Products | Versions |
---|---|
TIBCO DataSynapse GridServer | - |
Not Applicable | - |
Resolution:
Tasks on an engine might finish and then die before the engine succeeds at notifying the broker and marking the tasks as finished. Also, an engine instance can shut down unexpectedly, even on a small grid or when there are no apparent network problems. These events log the following message:
INFO: [Engine] Shutdown called, Problem during message send: java.net.SocketException: Software caused connection abort: recv failed 1004
These events happen when the engine and broker do not communicate for a time longer than the keepalive timeout value in resin (120 seconds). After a timeout, the connection is reset from the broker's end, but the engine still believes it has an active connection and is unable to notify the broker and mark the tasks as finished.
Another manifestation of the problem is when the engines get this message continously in their logs:
04/17/09 13:11:39.715 WARNING: [JakartaHttpSupport$MethodRetryHandler]
org.apache.commons.httpclient.NoHttpResponseException: The server xxxxx failed to respond, will retry in 3000 msecs.

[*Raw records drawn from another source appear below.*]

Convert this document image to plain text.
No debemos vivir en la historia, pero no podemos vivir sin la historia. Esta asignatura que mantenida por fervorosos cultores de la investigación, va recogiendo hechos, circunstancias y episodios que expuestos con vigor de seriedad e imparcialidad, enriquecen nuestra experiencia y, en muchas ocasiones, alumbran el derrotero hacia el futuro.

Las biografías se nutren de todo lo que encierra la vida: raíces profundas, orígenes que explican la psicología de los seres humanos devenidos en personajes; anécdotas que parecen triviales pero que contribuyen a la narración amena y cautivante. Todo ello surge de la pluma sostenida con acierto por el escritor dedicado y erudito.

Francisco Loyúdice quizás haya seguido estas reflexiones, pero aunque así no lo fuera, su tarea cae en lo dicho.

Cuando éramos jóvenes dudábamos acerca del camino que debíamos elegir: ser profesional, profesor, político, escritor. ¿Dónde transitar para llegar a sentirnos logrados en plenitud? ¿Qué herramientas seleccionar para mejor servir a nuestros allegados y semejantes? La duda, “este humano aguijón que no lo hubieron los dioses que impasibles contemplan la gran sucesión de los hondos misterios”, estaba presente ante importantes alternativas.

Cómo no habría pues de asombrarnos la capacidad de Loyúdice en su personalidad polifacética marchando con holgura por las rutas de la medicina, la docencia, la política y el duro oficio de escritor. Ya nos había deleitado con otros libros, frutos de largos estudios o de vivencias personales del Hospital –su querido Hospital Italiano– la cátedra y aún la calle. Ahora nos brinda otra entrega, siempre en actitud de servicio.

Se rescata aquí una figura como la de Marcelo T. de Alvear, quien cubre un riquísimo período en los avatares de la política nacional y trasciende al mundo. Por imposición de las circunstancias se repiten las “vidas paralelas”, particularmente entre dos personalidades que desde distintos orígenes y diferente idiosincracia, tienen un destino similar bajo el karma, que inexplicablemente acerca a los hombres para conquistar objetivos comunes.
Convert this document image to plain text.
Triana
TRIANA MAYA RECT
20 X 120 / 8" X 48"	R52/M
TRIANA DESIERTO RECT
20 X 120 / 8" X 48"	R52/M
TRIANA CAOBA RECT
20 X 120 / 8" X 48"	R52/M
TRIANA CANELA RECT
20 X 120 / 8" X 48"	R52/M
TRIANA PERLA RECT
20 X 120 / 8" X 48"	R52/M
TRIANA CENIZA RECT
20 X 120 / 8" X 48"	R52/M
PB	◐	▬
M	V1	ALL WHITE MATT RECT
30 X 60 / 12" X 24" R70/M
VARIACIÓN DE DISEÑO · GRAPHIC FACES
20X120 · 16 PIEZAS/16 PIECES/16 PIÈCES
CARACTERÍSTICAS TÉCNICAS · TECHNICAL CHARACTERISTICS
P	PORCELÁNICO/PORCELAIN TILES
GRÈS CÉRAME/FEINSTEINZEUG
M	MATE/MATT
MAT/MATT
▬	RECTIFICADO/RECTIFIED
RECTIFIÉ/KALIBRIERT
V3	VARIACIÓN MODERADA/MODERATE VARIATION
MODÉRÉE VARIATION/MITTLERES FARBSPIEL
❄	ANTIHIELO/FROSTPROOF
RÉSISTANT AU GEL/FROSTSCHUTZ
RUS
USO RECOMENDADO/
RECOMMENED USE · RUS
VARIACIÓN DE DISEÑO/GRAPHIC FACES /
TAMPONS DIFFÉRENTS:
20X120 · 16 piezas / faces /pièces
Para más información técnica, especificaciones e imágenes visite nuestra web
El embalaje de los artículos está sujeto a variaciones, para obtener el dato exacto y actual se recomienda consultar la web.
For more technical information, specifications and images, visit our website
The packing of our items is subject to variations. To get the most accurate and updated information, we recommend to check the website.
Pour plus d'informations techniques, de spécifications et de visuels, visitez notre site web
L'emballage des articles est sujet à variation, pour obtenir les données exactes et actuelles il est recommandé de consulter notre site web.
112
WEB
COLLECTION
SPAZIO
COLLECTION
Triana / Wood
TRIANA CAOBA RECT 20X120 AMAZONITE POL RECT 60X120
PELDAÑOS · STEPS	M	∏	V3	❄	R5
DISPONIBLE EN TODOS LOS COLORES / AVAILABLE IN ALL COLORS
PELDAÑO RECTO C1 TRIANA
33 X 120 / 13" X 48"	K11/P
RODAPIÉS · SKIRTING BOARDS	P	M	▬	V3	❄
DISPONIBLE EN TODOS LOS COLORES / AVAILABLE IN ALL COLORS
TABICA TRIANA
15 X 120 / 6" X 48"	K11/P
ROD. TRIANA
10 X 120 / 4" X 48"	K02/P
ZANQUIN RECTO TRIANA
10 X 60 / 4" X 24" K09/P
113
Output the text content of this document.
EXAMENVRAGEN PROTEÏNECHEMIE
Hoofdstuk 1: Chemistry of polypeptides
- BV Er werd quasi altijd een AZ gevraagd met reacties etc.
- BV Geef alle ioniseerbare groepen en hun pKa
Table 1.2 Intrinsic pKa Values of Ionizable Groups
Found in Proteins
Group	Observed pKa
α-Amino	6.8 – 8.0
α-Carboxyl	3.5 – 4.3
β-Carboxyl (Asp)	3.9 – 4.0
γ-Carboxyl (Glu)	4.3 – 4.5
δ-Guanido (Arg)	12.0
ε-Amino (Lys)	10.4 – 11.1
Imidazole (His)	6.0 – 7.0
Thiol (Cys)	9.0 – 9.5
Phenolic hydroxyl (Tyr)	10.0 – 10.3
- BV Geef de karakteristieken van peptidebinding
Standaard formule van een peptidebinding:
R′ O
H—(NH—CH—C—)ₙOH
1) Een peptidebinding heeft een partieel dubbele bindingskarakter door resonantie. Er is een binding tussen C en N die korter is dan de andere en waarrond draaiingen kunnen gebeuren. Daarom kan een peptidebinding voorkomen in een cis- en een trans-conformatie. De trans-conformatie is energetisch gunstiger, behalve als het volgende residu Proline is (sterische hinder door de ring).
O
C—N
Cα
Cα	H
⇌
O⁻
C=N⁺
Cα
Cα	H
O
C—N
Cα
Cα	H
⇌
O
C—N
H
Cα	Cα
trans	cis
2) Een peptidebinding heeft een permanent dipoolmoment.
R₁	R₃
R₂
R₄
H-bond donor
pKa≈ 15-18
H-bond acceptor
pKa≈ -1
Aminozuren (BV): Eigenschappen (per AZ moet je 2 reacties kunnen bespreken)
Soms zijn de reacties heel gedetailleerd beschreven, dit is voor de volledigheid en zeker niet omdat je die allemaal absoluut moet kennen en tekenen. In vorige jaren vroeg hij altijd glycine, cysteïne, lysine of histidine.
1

04/17/09 13:11:42.715 INFO: [org.apache.commons.httpclient.HttpMethodDirector] I/O exception caught when processing request: The server xxxx failed to respond
To avoid this issue, edit the two lines in the broker resin.conf file that set the keepalive parameters. The resin.conf file is located under GS_INSTALLATION_ROOT/conf directory. Set keepalive-max as well as keepalive-timeout to 0 as shown below:
<keepalive-max>0</keepalive-max>
<keepalive-timeout>0s</keepalive-timeout>
Make this change on every broker of your grid. A broker restart will be required for the change to take effect.